Edward Berge Says: July 31st, 2006 at 12:26 pm From “Mystical Consciousness is a Process Perspective” by Ernest L. Simmons, Whitehead on Consciousness
What Aurobindo had realized in the Nirvana experience was the cessation of the ego-consciousness in the all-pervading peace of the silent Brahman. The sudden disappearance of the ego is what gives the sense of the unreality of the external world, but for Aurobindo this experience lasted only a short while, being replaced by more integral experiences of an “immense Divine Reality” behind, above, and within everything that had at first appeared to be illusory (OH 102). Through these experiences the “That” was realized as pure, transcendent, unqualified Consciousness, such that Aurobindo could conclude that, “Consciousness is a fundamental thing, the fundamental thing in existence — it is the energy, the motion, the movement of consciousness that creates the universe and all that is in it — not only the macrocosm but the microcosm is nothing but consciousness arranging itself” (LY 236).

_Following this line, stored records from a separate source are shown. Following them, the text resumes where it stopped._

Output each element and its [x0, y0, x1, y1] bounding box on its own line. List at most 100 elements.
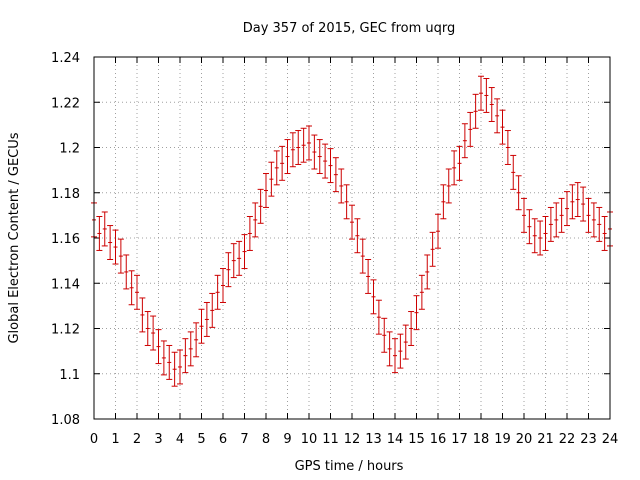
y-tick-label: 1.1 — [59, 368, 80, 383]
error-bar-point — [101, 211, 108, 247]
error-bar-point — [392, 338, 398, 374]
y-tick-labels: 1.08 1.1 1.12 1.14 1.16 1.18 1.2 1.22 1.24 — [51, 51, 80, 428]
error-bar-point — [284, 139, 291, 175]
y-tick-label: 1.22 — [51, 96, 80, 111]
error-bar-point — [187, 331, 194, 367]
error-bar-point — [402, 324, 409, 360]
error-bar-point — [349, 204, 355, 240]
error-bar-point — [96, 216, 103, 251]
error-bar-point — [295, 130, 302, 165]
error-bar-point — [461, 123, 468, 159]
error-bar-point — [128, 270, 135, 306]
error-bar-point — [585, 197, 592, 233]
error-bar-point — [257, 188, 264, 224]
error-bar-point — [144, 311, 151, 346]
x-tick-label: 18 — [473, 432, 490, 447]
error-bar-point — [155, 329, 162, 365]
plot-frame — [93, 56, 611, 420]
error-bar-point — [521, 197, 527, 233]
axis-ticks — [93, 56, 611, 420]
x-tick-label: 19 — [494, 432, 511, 447]
error-bar-point — [440, 184, 447, 220]
error-bar-point — [510, 154, 517, 190]
error-bar-point — [359, 238, 366, 274]
error-bar-point — [220, 268, 226, 303]
error-bar-point — [279, 145, 286, 181]
error-bar-point — [365, 258, 372, 294]
error-bar-point — [488, 87, 495, 122]
x-axis-label: GPS time / hours — [295, 459, 404, 474]
error-bar-point — [273, 150, 280, 186]
error-bar-point — [526, 209, 533, 245]
x-tick-label: 20 — [516, 432, 533, 447]
x-tick-label: 7 — [240, 432, 248, 447]
error-bar-point — [327, 148, 334, 184]
y-tick-label: 1.24 — [51, 51, 80, 66]
error-bar-point — [580, 186, 587, 222]
error-bar-point — [515, 175, 522, 211]
error-bar-point — [316, 139, 323, 175]
x-tick-label: 9 — [283, 432, 291, 447]
error-bar-point — [601, 216, 608, 251]
error-bar-point — [311, 134, 318, 170]
x-tick-label: 14 — [387, 432, 404, 447]
error-bar-point — [386, 331, 393, 367]
x-tick-label: 23 — [580, 432, 597, 447]
error-bar-point — [177, 349, 183, 385]
x-tick-label: 4 — [176, 432, 184, 447]
error-bar-point — [537, 220, 544, 256]
y-tick-label: 1.2 — [59, 142, 80, 157]
error-bar-point — [381, 317, 388, 353]
x-tick-label: 3 — [154, 432, 162, 447]
error-bar-point — [230, 243, 237, 279]
y-tick-label: 1.12 — [51, 323, 80, 338]
error-bar-point — [246, 216, 253, 251]
error-bar-point — [451, 150, 458, 186]
error-bar-point — [343, 184, 350, 220]
error-bar-point — [134, 274, 140, 310]
error-bar-point — [354, 218, 361, 254]
error-bar-point — [171, 351, 178, 387]
error-bar-point — [166, 344, 173, 380]
y-tick-label: 1.08 — [51, 413, 80, 428]
error-bar-point — [306, 125, 312, 161]
error-bar-point — [499, 109, 506, 145]
data-points — [91, 75, 613, 387]
chart-title: Day 357 of 2015, GEC from uqrg — [243, 21, 456, 36]
x-tick-label: 17 — [451, 432, 468, 447]
x-tick-label: 2 — [133, 432, 141, 447]
error-bar-point — [123, 254, 130, 290]
error-bar-point — [182, 338, 189, 374]
y-tick-label: 1.18 — [51, 187, 80, 202]
x-tick-label: 6 — [219, 432, 227, 447]
x-tick-label: 10 — [301, 432, 318, 447]
error-bar-point — [193, 322, 200, 358]
error-bar-point — [429, 231, 436, 267]
error-bar-point — [418, 274, 425, 310]
error-bar-point — [150, 315, 157, 351]
x-tick-labels: 0 1 2 3 4 5 6 7 8 9 10 11 12 13 14 15 16 17 18 19 20 21 22 23 24 — [90, 432, 618, 447]
error-bar-point — [236, 240, 243, 276]
error-bar-point — [483, 77, 490, 113]
error-bar-point — [413, 295, 420, 331]
error-bar-point — [542, 216, 549, 251]
error-bar-point — [268, 161, 275, 197]
x-tick-label: 0 — [90, 432, 98, 447]
error-bar-point — [558, 197, 565, 233]
error-bar-point — [408, 311, 415, 346]
error-bar-point — [370, 279, 377, 315]
error-bar-point — [112, 229, 119, 265]
x-tick-label: 1 — [111, 432, 119, 447]
error-bar-point — [375, 299, 382, 335]
error-bar-point — [332, 157, 339, 193]
x-tick-label: 16 — [430, 432, 447, 447]
error-bar-point — [160, 340, 167, 376]
x-tick-label: 21 — [537, 432, 554, 447]
error-bar-point — [397, 333, 404, 369]
error-bar-point — [569, 184, 576, 220]
error-bar-point — [445, 168, 452, 204]
error-bar-point — [209, 292, 216, 328]
x-tick-label: 24 — [602, 432, 619, 447]
error-bar-point — [225, 252, 232, 288]
x-tick-label: 11 — [322, 432, 339, 447]
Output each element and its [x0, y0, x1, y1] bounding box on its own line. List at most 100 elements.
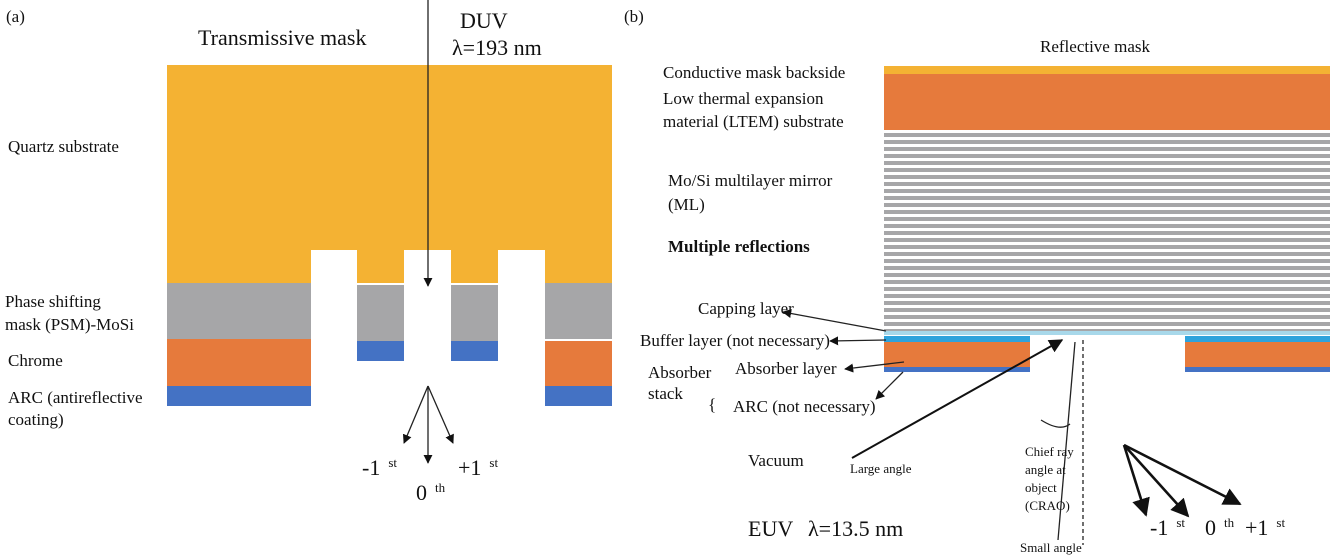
ml-stripe — [884, 231, 1330, 235]
ml-stripe — [884, 140, 1330, 144]
order: -1 — [362, 455, 380, 480]
order: 0 — [1205, 515, 1216, 540]
layer-label: coating) — [8, 410, 64, 429]
arc — [357, 341, 404, 361]
order-suffix: st — [388, 455, 397, 470]
order-arrow — [1124, 445, 1188, 516]
order-label: 0 th — [416, 480, 446, 505]
order: -1 — [1150, 515, 1168, 540]
arc — [451, 341, 498, 361]
ml-stripe — [884, 280, 1330, 284]
diagram: (a) Transmissive mask DUV λ=193 nm Quart… — [0, 0, 1334, 555]
layer-label: mask (PSM)-MoSi — [5, 315, 134, 334]
ml-stripe — [884, 175, 1330, 179]
stack-label: Absorber — [648, 363, 712, 382]
multilayer — [884, 133, 1330, 333]
ml-stripe — [884, 196, 1330, 200]
ml-stripe — [884, 189, 1330, 193]
psm — [357, 285, 404, 341]
quartz — [167, 65, 612, 283]
order-suffix: th — [435, 480, 446, 495]
ml-stripe — [884, 182, 1330, 186]
ml-stripe — [884, 203, 1330, 207]
layer-label: Chrome — [8, 351, 63, 370]
source: DUV — [460, 8, 508, 33]
angle-label: Small angle — [1020, 540, 1082, 555]
order-suffix: st — [489, 455, 498, 470]
ml-stripe — [884, 315, 1330, 319]
psm — [167, 283, 311, 339]
crao-label: object — [1025, 480, 1057, 495]
layer-label: ARC (antireflective — [8, 388, 143, 407]
chrome — [167, 339, 311, 386]
absorber — [884, 342, 1030, 367]
order: 0 — [416, 480, 427, 505]
wavelength: λ=13.5 nm — [808, 516, 903, 541]
psm — [451, 285, 498, 341]
buffer — [884, 336, 1030, 342]
layer-label: Absorber layer — [735, 359, 837, 378]
order: +1 — [458, 455, 481, 480]
capping — [884, 331, 1330, 335]
psm — [545, 283, 612, 339]
ml-stripe — [884, 238, 1330, 242]
order-suffix: st — [1176, 515, 1185, 530]
source: EUV — [748, 516, 793, 541]
ml-stripe — [884, 210, 1330, 214]
ml-stripe — [884, 245, 1330, 249]
arc — [545, 386, 612, 406]
stack-label: stack — [648, 384, 683, 403]
order-label: 0 th — [1205, 515, 1235, 540]
ml-stripe — [884, 301, 1330, 305]
layer-label: Conductive mask backside — [663, 63, 845, 82]
angle-arc — [1041, 420, 1070, 427]
ml-stripe — [884, 133, 1330, 137]
order-label: -1 st — [1150, 515, 1185, 540]
ml-stripe — [884, 252, 1330, 256]
order-label: +1 st — [458, 455, 498, 480]
ml-stripe — [884, 273, 1330, 277]
order-label: -1 st — [362, 455, 397, 480]
title: Reflective mask — [1040, 37, 1150, 56]
arc — [1185, 367, 1330, 372]
crao-label: (CRAO) — [1025, 498, 1070, 513]
panel-b: (b) Reflective mask Conductive mask back… — [624, 7, 1330, 555]
layer-label: Capping layer — [698, 299, 794, 318]
order-arrow — [1124, 445, 1240, 504]
order-arrow — [428, 386, 453, 443]
arc — [167, 386, 311, 406]
ml-stripe — [884, 266, 1330, 270]
ml-stripe — [884, 168, 1330, 172]
ml-stripe — [884, 287, 1330, 291]
pointer — [876, 372, 903, 399]
pointer — [783, 312, 886, 331]
ml-stripe — [884, 147, 1330, 151]
chrome — [545, 341, 612, 386]
title: Transmissive mask — [198, 25, 366, 50]
layer-label: Mo/Si multilayer mirror — [668, 171, 833, 190]
gap — [498, 250, 545, 290]
ltem — [884, 74, 1330, 130]
ml-stripe — [884, 217, 1330, 221]
pointer — [830, 340, 886, 341]
crao-label: angle at — [1025, 462, 1066, 477]
absorber — [1185, 342, 1330, 367]
order-arrow — [404, 386, 428, 443]
panel-a: (a) Transmissive mask DUV λ=193 nm Quart… — [5, 0, 612, 505]
ml-stripe — [884, 224, 1330, 228]
ml-stripe — [884, 322, 1330, 326]
buffer — [1185, 336, 1330, 342]
layer-label: ARC (not necessary) — [733, 397, 876, 416]
layer-label: Multiple reflections — [668, 237, 810, 256]
ml-stripe — [884, 161, 1330, 165]
crao-label: Chief ray — [1025, 444, 1074, 459]
layer-label: (ML) — [668, 195, 705, 214]
angle-label: Large angle — [850, 461, 912, 476]
order-suffix: th — [1224, 515, 1235, 530]
order: +1 — [1245, 515, 1268, 540]
ml-stripe — [884, 308, 1330, 312]
gap — [311, 250, 357, 290]
layer-label: material (LTEM) substrate — [663, 112, 844, 131]
panel-label: (b) — [624, 7, 644, 26]
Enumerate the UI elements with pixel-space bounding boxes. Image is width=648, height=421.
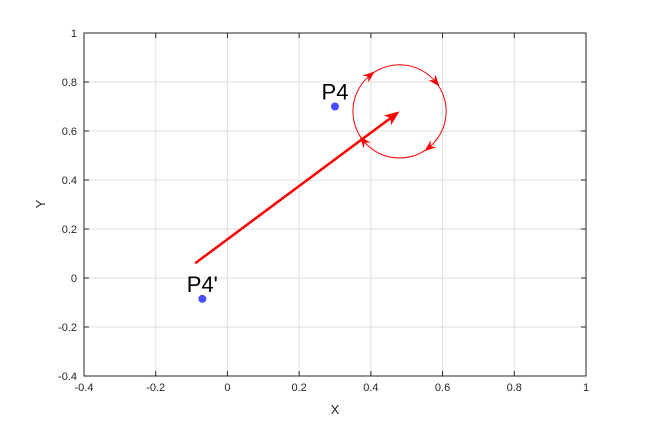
x-tick-label: 1 <box>583 382 589 394</box>
x-tick-label: -0.2 <box>146 382 165 394</box>
x-tick-label: 0.2 <box>291 382 306 394</box>
data-point <box>331 102 339 111</box>
rotation-arrowhead <box>424 140 437 152</box>
y-tick-label: 0.8 <box>62 77 77 89</box>
rotation-arrowhead <box>428 74 440 87</box>
rotation-path <box>352 64 447 159</box>
data-point <box>198 294 207 303</box>
y-tick-labels: -0.4 -0.2 0 0.2 0.4 0.6 0.8 1 <box>58 28 77 383</box>
plot-frame <box>83 32 587 377</box>
y-tick-label: 0.2 <box>62 224 77 236</box>
point-label: P4' <box>187 272 218 297</box>
x-tick-labels: -0.4 -0.2 0 0.2 0.4 0.6 0.8 1 <box>75 382 590 394</box>
ticks <box>83 32 587 377</box>
translation-arrow <box>194 111 400 265</box>
x-tick-label: 0.8 <box>507 382 522 394</box>
y-tick-label: -0.2 <box>58 322 77 334</box>
x-tick-label: -0.4 <box>75 382 94 394</box>
x-tick-label: 0.6 <box>435 382 450 394</box>
plot-area <box>84 33 586 376</box>
y-tick-label: -0.4 <box>58 371 77 383</box>
arrow-shaft <box>194 114 395 265</box>
x-tick-label: 0.4 <box>363 382 378 394</box>
x-axis-label: X <box>331 402 340 417</box>
points: P4 P4' <box>187 80 349 303</box>
y-tick-label: 0.6 <box>62 126 77 138</box>
y-tick-label: 1 <box>71 28 77 40</box>
point-label: P4 <box>322 80 349 105</box>
arrow-head <box>383 111 400 126</box>
y-axis-label: Y <box>33 199 48 208</box>
rotation-arrowhead <box>362 71 375 83</box>
y-tick-label: 0.4 <box>62 175 77 187</box>
y-tick-label: 0 <box>71 273 77 285</box>
x-tick-label: 0 <box>224 382 230 394</box>
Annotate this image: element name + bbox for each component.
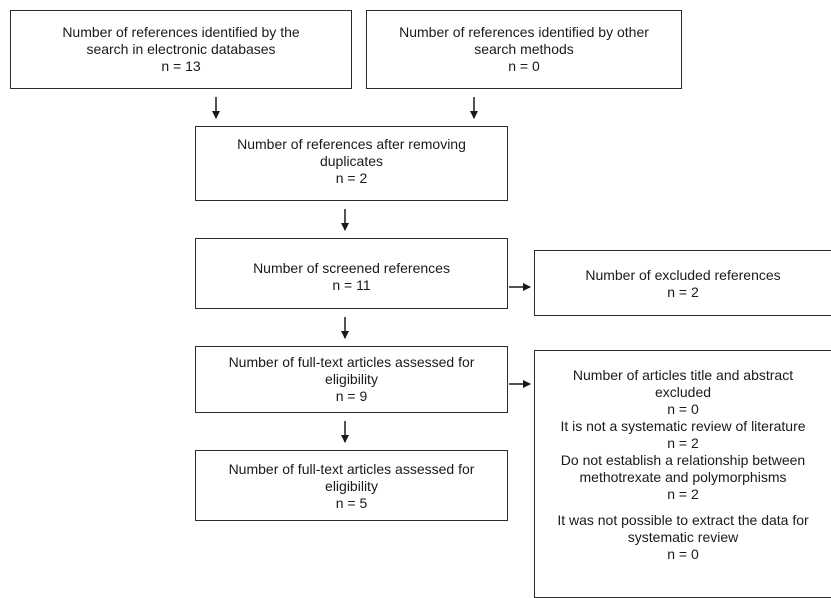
box-line: Number of excluded references [585,267,781,283]
box-line: Number of references after removing [237,136,466,152]
exclusion-reason: methotrexate and polymorphisms [579,469,787,485]
box-count: n = 2 [667,435,699,451]
box-line: Number of references identified by the [62,24,300,40]
exclusion-reason: It is not a systematic review of literat… [560,418,806,434]
box-search-databases: Number of references identified by the s… [10,10,352,89]
box-count: n = 5 [335,495,368,511]
box-other-methods: Number of references identified by other… [366,10,682,89]
box-count: n = 2 [667,486,699,502]
box-line: Number of full-text articles assessed fo… [228,461,475,477]
box-count: n = 0 [667,401,699,417]
box-line: duplicates [319,153,384,169]
box-fulltext-included: Number of full-text articles assessed fo… [195,450,508,521]
box-excluded: Number of excluded references n = 2 [534,250,831,316]
box-screened: Number of screened references n = 11 [195,238,508,309]
exclusion-reason: Do not establish a relationship between [560,452,806,468]
box-count: n = 0 [508,58,540,74]
box-count: n = 0 [667,546,699,562]
box-line: search methods [474,41,574,57]
exclusion-reason: systematic review [627,529,739,545]
box-line: eligibility [325,478,378,494]
box-line: excluded [654,384,712,400]
exclusion-reason: It was not possible to extract the data … [557,512,809,528]
box-line: Number of full-text articles assessed fo… [228,354,475,370]
box-line: search in electronic databases [86,41,276,57]
box-count: n = 2 [667,284,699,300]
spacer [535,503,831,512]
box-fulltext-assessed: Number of full-text articles assessed fo… [195,346,508,413]
box-line: eligibility [325,371,378,387]
box-after-duplicates: Number of references after removing dupl… [195,126,508,201]
box-count: n = 11 [332,277,371,293]
box-line: Number of screened references [253,260,450,276]
box-count: n = 13 [161,58,201,74]
box-title-abstract-excluded: Number of articles title and abstract ex… [534,350,831,598]
box-count: n = 9 [335,388,368,404]
box-count: n = 2 [335,170,368,186]
box-line: Number of references identified by other [399,24,649,40]
box-line: Number of articles title and abstract [572,367,794,383]
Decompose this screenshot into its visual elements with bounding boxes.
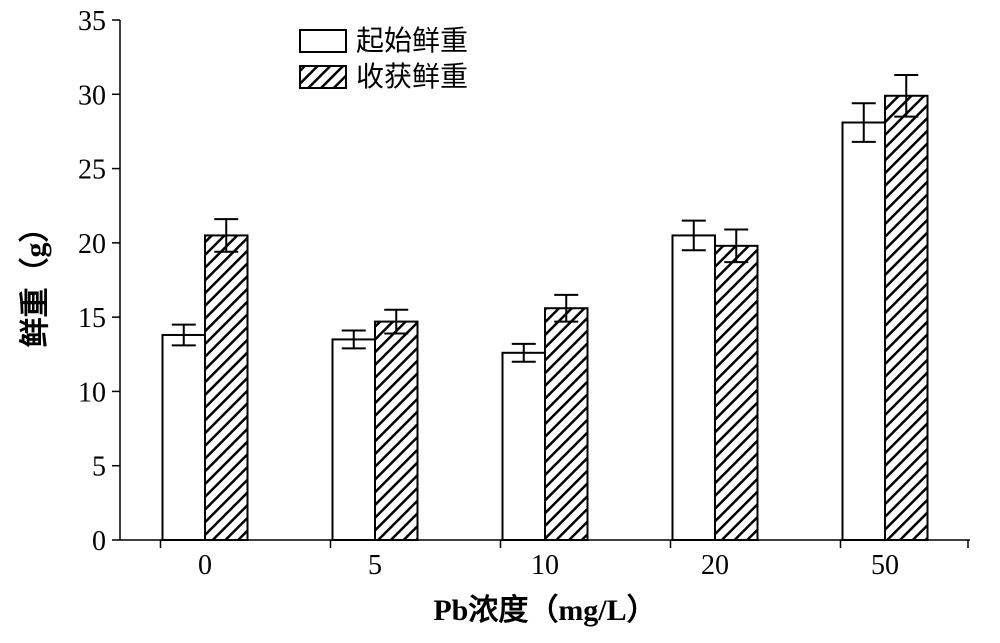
legend-swatch — [300, 30, 346, 52]
y-tick-label: 30 — [78, 80, 106, 111]
legend: 起始鲜重收获鲜重 — [300, 25, 468, 93]
y-tick-label: 5 — [92, 452, 106, 483]
y-axis-title: 鲜重（g） — [18, 213, 52, 348]
chart-container: 0 5 10 15 20 25 30 35 鲜重（g） 0 5 10 20 50 Pb浓度（mg/L） 起始鲜… — [0, 0, 1000, 643]
bar-start — [333, 339, 376, 540]
y-tick-label: 0 — [92, 526, 106, 557]
legend-swatch — [300, 66, 346, 88]
legend-label: 收获鲜重 — [356, 61, 468, 93]
bar-harvest — [545, 308, 588, 540]
bar-harvest — [375, 322, 418, 540]
bar-harvest — [205, 235, 248, 540]
bar-start — [843, 123, 886, 540]
x-tick-label: 5 — [368, 550, 382, 581]
x-tick-label: 50 — [871, 550, 899, 581]
y-tick-label: 20 — [78, 229, 106, 260]
legend-label: 起始鲜重 — [356, 25, 468, 57]
y-tick-label: 10 — [78, 377, 106, 408]
y-tick-label: 25 — [78, 155, 106, 186]
bar-harvest — [715, 246, 758, 540]
x-tick-label: 20 — [701, 550, 729, 581]
x-axis-title: Pb浓度（mg/L） — [433, 593, 656, 627]
x-tick-label: 10 — [531, 550, 559, 581]
bar-start — [163, 335, 206, 540]
chart-svg: 0 5 10 15 20 25 30 35 鲜重（g） 0 5 10 20 50 Pb浓度（mg/L） 起始鲜… — [0, 0, 1000, 643]
bar-harvest — [885, 96, 928, 540]
y-tick-label: 35 — [78, 6, 106, 37]
bar-start — [503, 353, 546, 540]
y-tick-label: 15 — [78, 303, 106, 334]
x-tick-label: 0 — [198, 550, 212, 581]
bar-start — [673, 235, 716, 540]
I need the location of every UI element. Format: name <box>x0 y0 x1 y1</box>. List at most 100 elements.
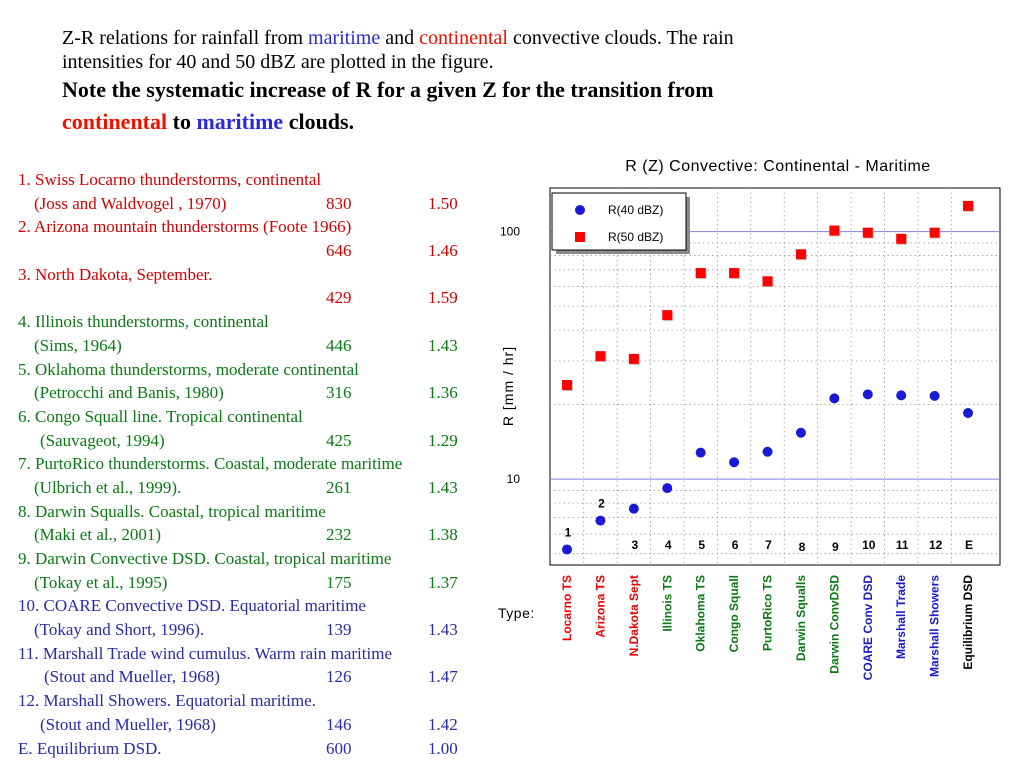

Consciousness is then the fundamental reality in the universe of which all existence is a manifestation yet which itself is beyond any final qualification. “Consciousness” for Whitehead has a more restricted use applying to the subjective form of particular types of intellectual feelings; thus something much broader in Whitehead’s conceptuality must be found. Is there anything in Whitehead’s system which would compare to this experience of the qualityless reality? The answer is yes. It is creativity experienced as universal subjectivity. The closest parallel to the experience of the silent Brahman as pure consciousness is the experience of creativity as the pure subjectivity of the universe. Consciousness is absolutely fundamental for Aurobindo, and creativity is for Whitehead, so it is the purpose of this subsection to compare the experience of these two fundamental realities.